Le milieu de terrain international est décédé peu après s’être effondré au milieu du terrain pendant la demi-finale de la Coupe des confédérations remportée par les Lions indomptables 1-0 face à la Colombie le 26 juin à Lyon.
Xavier Richaud a évoqué une malformation cardiaque – probablement d’origine congénitale – et un malaise consécutif à des efforts répétés.
« C’est une cardiomyopathie hypertrophique, c’est-à-dire un hyper développement du ventricule gauche que l’on avait remarqué à la première autopsie », a précisé le procureur.

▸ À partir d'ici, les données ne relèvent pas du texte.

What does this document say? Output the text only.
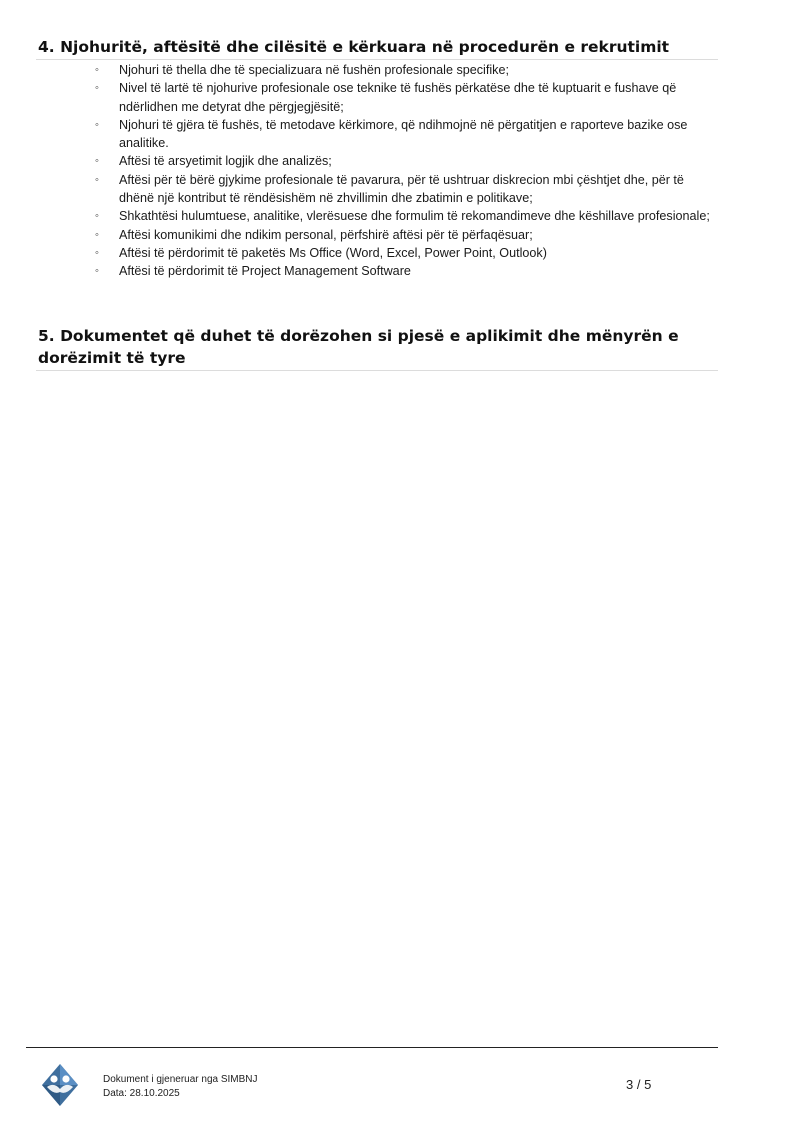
4. Njohuritë, aftësitë dhe cilësitë e kërkuara në procedurën e rekrutimit
◦ Njohuri të thella dhe të specializuara në fushën profesionale specifike;
◦ Nivel të lartë të njohurive profesionale ose teknike të fushës përkatëse dhe të kuptuarit e fushave që ndërlidhen me detyrat dhe përgjegjësitë;
◦ Njohuri të gjëra të fushës, të metodave kërkimore, që ndihmojnë në përgatitjen e raporteve bazike ose analitike.
◦ Aftësi të arsyetimit logjik dhe analizës;
◦ Aftësi për të bërë gjykime profesionale të pavarura, për të ushtruar diskrecion mbi çështjet dhe, për të dhënë një kontribut të rëndësishëm në zhvillimin dhe zbatimin e politikave;
◦ Shkathtësi hulumtuese, analitike, vlerësuese dhe formulim të rekomandimeve dhe këshillave profesionale;
◦ Aftësi komunikimi dhe ndikim personal, përfshirë aftësi për të përfaqësuar;
◦ Aftësi të përdorimit të paketës Ms Office (Word, Excel, Power Point, Outlook)
◦ Aftësi të përdorimit të Project Management Software
5. Dokumentet që duhet të dorëzohen si pjesë e aplikimit dhe mënyrën e dorëzimit të tyre
Dokument i gjeneruar nga SIMBNJ
Data: 28.10.2025
3 / 5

« C’est une mort d’origine cardiaque qui était quasiment indécelable et qui est consécutive à une somme d’efforts qui s’inscrit dans la durée et qui fait qu’il y a eu une dégénérescence qui a entraîné le développement d’une partie du cœur. À la suite d’un effort, il est décédé. »
Xavier Richaud a exclu toute prise de produit dopant ayant pu entraîner la mort ou même la dégénérescence du cœur dont souffrait l’ancien milieu de terrain du RC Lens et de l’Olympique lyonnais.